Approximately 80 people attended the morning Green Room session rotating through 5 tables in 3 half hour sessions covering most aspects of greening the arts including Communications, Operations, Programs, Facilities, and Public Art. Ian Garrett, Executive Director of The Center for Sustainable Practice in the Arts (CSPA) and teacher of Sustainable Theater and Technology at CalArts (Valencia, CA), led the operations or office procedures sessions. Jennifer Orr, who is the green team leader for Bumbershoot: Seattle’s Music & Arts Festival, led the communications sessions. Michael Crowley, member of the Broadway Green Alliance in New York City led the facilities sessions along with one of the very first LEED attorney’s, Janet Kim Lin, with Bullivant Houser Bailey in Seattle. Michael wrote his award winning thesis in Arts Adminstration from Goucher College entitled Somewhere That’s Green: Environmental Stewardship in Performing Arts Organizations. Betsy Bostwick, Public art Manager for Clackamas County Arts Alliance and recent graduate of the Master’s program in Arts Administration from the University of Oregon (Eugene), led the public art sessions. Bostwick wrote her thesis on Going Green with Public Art and published an article for the Community Arts Network on Greening Public Art Policy in 2008. And, Patricia Watts with ecoartspace who led the programs sessions shared one of her most prolific exhibitions, Hybrid Fields, in terms of high community participation and engagement with a broad audience on issues of sustainability. This was a group show of artists addressing food issues both in the gallery and in the public sphere.

In the afternoon roundtable, a group of 20 artists and administrators discussed the artist selection process for LEED buildings and alternative transportation projects, led by artist and project manager Vaughn Bell with SDOT, Rebecca Ansert with the LA County Arts Commission, and again ecoartspace founder and west coast curator, Patricia Watts.

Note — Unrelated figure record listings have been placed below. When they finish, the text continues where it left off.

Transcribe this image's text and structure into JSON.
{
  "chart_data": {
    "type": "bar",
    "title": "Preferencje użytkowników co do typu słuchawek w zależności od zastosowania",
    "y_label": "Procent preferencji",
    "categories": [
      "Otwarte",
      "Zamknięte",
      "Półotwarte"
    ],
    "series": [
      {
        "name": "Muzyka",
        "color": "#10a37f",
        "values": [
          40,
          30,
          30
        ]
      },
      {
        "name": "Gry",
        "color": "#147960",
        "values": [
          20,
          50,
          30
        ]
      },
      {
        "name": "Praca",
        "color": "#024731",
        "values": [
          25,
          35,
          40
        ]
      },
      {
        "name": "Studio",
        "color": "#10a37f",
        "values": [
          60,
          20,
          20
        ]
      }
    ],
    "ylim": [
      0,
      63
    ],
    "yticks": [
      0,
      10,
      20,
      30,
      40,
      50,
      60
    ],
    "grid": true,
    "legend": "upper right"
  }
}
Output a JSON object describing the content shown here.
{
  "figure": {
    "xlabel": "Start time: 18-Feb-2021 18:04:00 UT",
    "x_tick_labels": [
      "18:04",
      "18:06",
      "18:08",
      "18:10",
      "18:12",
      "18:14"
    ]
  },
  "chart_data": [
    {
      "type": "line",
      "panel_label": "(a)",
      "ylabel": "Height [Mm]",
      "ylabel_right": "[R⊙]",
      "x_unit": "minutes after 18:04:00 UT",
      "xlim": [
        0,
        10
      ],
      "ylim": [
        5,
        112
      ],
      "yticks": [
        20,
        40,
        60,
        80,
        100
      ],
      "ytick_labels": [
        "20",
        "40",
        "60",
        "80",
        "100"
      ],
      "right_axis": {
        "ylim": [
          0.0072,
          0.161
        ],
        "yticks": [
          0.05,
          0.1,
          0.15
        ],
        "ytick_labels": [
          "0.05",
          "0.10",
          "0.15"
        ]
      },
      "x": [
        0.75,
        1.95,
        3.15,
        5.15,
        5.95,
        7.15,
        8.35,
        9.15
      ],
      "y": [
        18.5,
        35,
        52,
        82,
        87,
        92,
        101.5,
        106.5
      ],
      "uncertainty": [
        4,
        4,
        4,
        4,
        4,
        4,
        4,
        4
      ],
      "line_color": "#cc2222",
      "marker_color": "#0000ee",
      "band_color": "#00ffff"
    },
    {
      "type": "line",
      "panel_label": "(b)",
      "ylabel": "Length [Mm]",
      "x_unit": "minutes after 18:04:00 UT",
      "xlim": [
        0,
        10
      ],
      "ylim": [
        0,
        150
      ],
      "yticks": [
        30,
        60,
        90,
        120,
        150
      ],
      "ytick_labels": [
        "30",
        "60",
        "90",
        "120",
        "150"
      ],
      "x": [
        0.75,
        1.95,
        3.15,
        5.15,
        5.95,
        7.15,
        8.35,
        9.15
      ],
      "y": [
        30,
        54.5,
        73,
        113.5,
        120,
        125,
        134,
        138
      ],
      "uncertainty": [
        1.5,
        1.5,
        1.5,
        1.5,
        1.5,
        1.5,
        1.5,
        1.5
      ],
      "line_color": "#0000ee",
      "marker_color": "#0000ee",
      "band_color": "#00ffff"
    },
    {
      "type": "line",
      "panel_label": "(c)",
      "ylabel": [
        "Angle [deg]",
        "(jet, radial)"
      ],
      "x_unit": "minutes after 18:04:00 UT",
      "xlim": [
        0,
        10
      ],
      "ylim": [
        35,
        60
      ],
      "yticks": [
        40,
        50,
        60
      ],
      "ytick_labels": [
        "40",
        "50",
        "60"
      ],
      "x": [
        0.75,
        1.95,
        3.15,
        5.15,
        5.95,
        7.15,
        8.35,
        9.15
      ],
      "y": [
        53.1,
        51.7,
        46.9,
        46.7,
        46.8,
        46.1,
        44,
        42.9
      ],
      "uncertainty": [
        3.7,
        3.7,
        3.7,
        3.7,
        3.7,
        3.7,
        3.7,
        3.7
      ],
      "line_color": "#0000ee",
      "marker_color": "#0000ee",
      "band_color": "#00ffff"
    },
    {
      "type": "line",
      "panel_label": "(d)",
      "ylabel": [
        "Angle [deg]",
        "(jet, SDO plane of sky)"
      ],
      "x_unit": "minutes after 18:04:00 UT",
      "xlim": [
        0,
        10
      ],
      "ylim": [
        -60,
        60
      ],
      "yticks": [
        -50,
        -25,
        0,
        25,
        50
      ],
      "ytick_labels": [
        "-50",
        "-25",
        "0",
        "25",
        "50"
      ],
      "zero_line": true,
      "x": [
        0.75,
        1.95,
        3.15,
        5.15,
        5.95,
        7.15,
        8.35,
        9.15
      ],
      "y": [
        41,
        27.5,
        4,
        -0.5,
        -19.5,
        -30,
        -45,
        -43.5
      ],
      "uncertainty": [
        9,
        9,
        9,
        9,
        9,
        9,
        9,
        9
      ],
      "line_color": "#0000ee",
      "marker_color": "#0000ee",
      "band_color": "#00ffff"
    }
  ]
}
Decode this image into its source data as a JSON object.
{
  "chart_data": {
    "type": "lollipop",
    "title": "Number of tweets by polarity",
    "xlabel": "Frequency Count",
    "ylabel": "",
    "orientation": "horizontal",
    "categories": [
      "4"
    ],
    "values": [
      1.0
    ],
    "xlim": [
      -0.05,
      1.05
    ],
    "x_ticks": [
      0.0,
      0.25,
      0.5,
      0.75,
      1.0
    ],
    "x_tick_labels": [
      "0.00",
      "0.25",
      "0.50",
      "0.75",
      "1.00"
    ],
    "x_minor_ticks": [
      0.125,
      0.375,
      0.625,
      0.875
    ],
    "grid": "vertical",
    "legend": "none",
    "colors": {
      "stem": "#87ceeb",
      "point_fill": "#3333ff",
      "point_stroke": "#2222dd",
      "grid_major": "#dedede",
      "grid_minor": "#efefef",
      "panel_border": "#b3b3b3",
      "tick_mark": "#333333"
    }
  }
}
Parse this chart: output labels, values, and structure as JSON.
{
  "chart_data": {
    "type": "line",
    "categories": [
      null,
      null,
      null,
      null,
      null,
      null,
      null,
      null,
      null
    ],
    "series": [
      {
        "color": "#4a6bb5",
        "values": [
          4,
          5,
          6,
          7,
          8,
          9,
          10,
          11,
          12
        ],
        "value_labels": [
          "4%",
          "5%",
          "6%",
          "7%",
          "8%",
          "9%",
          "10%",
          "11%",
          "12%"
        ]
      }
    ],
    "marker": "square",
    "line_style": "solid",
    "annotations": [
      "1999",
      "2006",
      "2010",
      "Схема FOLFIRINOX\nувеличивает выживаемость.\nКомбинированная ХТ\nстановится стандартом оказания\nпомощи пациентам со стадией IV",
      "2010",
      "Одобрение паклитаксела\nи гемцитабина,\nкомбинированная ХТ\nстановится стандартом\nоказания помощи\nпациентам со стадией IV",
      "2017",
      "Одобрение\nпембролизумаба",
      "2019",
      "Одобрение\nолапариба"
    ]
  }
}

Overall the junior arts administrators (and some veteran administrators like Barbara Goldstein from San Jose who participated in the Green Room) were pleased that becoming sustainable was the thematic. And, being in Seattle we were surrounded by established public artists like Lorna Jordan, Buster Simpson, Dan Corson, and many others from the Pacific Northwest (Portland, OR) who have been creating sustainable artworks for years! However, the general feeling by most public artists was a real concern that if arts administrators are interested in greening everything from the selection process to what materials are being used to create works, that the focus is being taken off of the art. Many artists feel there are already so many limitations to doing public art that if they have to work in this theme or only use recycled materials, that they are not really creating ART. This is obviously debatable.

As of recent, funding has become stalled on many public art projects nationwide and everyone is sitting/waiting for stimulus funding to feed public art projects through transportation and water infrastructure projects. Public art programs that have already established an interest and built relationships with Environmental Services departments are poised to do some interesting projects in the coming years. A few exciting highly anticipated examples are the San Jose Water Pollution Control Plant, Brightwater Wastewater Treatment Facility, and the City of Ventura’s Harbor Wetland’s Project. And, in Canada, A Public Art Plan for the Expressive Potential of Utility Infrastructure.

In summary, it appears the time for public art that addresses environmental issues has finally arrived and artists who have been doing ecological art or sustainable art will have a better leg to stand on when applying for these more integrated and functional projects. Let’s keep our finger’s crossed. And, give special thanks to artists like Buster Simpson who won this year’s Public Art Award and who paved the way for all of us.